Constitutional review: Venice Commission on Law 222 and Ukraine's Constitution

I thought it is worth while publishing a reference to a review by the Venice Commission. on the changes to Ukraine's Constitutional Order.  As usual the comments of the Venice Commission lie deep within the use of text.  but the message is clear for those that have a good command of the English legal language.

Some paragraphs of note:

26. As mentioned above, on 30 September 2010, the CCU (hereinafter, “the 30 September Judgment”) issued a Decision declaring Law No. 2222 unconstitutional “due to a violation of the constitutional procedure of its consideration and adoption”18. The main argument is that the Verkhovna Rada has overstepped its competences fixed in Article 159 of the Constitution, as it cannot amend the Constitution without a Constitutional Court opinion.
In fact, according to Article 159 of the Constitution, a draft law on introducing amendments to the Constitution can only be considered by the Verkhovna Rada “upon the availability of an opinion of the Constitutional Court of Ukraine on the conformity of the draft law with the requirements of Articles 157 and 158 of this Constitution”. In this context, the Constitutional Court may analyse three questions: are human and citizens’  rights abolished or restricted? Is the revision of the Constitution oriented toward the liquidation of the independence or violation of the territorial indivisibility of Ukraine? Have the amendments already been introduced?

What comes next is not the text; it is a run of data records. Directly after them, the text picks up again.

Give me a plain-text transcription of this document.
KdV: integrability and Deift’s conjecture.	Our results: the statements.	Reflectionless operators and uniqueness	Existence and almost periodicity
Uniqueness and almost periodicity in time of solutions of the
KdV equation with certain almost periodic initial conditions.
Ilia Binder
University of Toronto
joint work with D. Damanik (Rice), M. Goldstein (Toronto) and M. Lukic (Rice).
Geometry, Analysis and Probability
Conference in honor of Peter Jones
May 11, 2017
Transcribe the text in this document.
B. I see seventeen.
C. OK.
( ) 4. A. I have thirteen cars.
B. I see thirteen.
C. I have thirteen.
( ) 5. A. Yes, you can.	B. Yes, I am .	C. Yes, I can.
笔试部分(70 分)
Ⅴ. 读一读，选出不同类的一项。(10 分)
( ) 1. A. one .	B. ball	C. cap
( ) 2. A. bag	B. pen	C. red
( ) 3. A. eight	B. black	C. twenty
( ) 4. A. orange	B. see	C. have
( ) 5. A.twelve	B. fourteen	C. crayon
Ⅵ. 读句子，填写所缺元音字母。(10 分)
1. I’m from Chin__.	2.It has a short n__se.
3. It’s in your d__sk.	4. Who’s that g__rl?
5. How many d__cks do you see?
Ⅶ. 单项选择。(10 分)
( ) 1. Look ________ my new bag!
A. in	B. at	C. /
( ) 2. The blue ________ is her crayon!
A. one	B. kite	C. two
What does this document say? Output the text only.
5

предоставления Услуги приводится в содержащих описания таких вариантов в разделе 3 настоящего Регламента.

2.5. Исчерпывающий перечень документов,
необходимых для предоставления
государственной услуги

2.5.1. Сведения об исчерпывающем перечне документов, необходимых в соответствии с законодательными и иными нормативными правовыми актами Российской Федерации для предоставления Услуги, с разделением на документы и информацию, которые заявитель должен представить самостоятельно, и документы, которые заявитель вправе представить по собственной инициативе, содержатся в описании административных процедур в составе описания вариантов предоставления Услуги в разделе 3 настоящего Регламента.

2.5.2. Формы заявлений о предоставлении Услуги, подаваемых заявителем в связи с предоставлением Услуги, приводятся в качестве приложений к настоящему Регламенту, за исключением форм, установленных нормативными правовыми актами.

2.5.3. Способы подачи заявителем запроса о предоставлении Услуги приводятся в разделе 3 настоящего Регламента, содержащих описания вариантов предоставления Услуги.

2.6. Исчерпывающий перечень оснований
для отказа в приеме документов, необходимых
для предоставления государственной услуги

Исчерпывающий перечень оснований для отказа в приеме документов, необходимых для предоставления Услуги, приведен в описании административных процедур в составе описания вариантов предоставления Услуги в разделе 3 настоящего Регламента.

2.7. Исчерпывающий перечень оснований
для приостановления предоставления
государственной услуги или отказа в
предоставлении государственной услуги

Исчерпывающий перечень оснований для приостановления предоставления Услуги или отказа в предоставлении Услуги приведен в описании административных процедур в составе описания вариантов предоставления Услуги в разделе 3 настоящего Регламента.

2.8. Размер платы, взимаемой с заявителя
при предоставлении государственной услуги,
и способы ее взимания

IV Assessment of the present constitutional situation
A. Constitutional Court – The 30 September Judgment
29. It is not the task of the Venice Commission to review decisions by national constitutional courts, which are the institutions with the authority to provide a final interpretation of the Constitution. The Commission therefore refrains from taking a position on whether this Decision of the Court is justified or not . Nevertheless, some general remarks seem appropriate.
30. There is no generally accepted standard in comparative constitutional law regarding the participation of constitutional courts in the constitutional amendment process. In its recent Report on Constitutional Amendment, the Venice Commission noted that while some  European countries explicitly provide for such a possibility, the posterior judicial review of adopted constitutional amendments is a relatively rare procedural mechanism. In some countries, judicial review of constitutional amendments is in theory possible, but has never been applied in practice. In others, it has been rejected on the basis that the courts as state organs cannot place themselves above the constitutional legislator acting as constitutional power. A system which has firmly rejected judicial review of constitutional amendments is the French system, under which this is not considered within the competence of the Conseil Constitutionnel (or any other court), because the constitutional legislator is sovereign, therefore constitutional amendments cannot be subject to review by other bodies (themselves created by the Constitution)
31. While the Ukrainian Constitution (in its two versions, from 1996 and 2004) explicitly provides for a mandatory preliminary review of a draft law on constitutional amendments (see above, paragraph 24), it remains silent as to the possibility of the CCU to review the  constitutional amendments once they have entered into force. In 2006, an amendment to the Law on the Constitutional Court specifically excluded “laws of Ukraine on introducing amendments to the Constitution of Ukraine that entered into force” from the jurisdiction of the CCU.
As Constitutional Courts are bound by the Constitution and do not stand above it, such decisions raise important questions of democratic legitimacy and the rule of law.
37. It is clear that a change of the political system of a country based on a ruling of a constitutional court does not enjoy the legitimacy which only the regular constitutional procedure for constitutional amendment, and preceding open and inclusive public debate can bring.
In the Venice Commission’s opinion, the jurisprudence of a Constitutional Court has to be consistent and based on convincing arguments in order to be accepted by the people.  Changes in the case-law have to be well-founded and explained in order not to undermine legal certainty. The principle of legal certainty, being one of the key elements of the rule of  law, also requires that when declaring a constitutional amendment unconstitutional the time elapsed since its adoption is taken into account. Moreover, when a court’s decision is based on formal or procedural grounds only, the substantive effect of such a decision should also be taken into account. In other words, the final decision should be based on a proportionality test where the requirement of constitutionality should be balanced against the negative consequences of the annulment of the constitutional amendment in question.

The Venice Commission has rightly questioned the methodology and determination of Ukraine's Constitutional Court.  Its lack of consistency and reference to existing case law undermines the law itself.

The reports goes on to explain a number of issues that are left unaddressed. It is a report well worth reading BUT it needs to be stressed that the reader needs to look beyond the niceties of diplomatic review of a sovereign country.  It is this "Nicety" that has prevented the Venice Commission from speaking out.

The Venice Commission failed to speak out when Viktor Yushchenko, Ukraine's previous President beached Ukraine's Constitutional norms and illegally interfered with the independence of Ukraine's constitutional Court.  Its failure to speak out then and to hold Yushchenko to account has in a large extent contributed to the causal events that have unfolded in Ukraine since.    Sometimes it pays to just say exactly what they mean and place the principle of constitutional order above that of diplomatic niceties.  A stitch in time can save nine.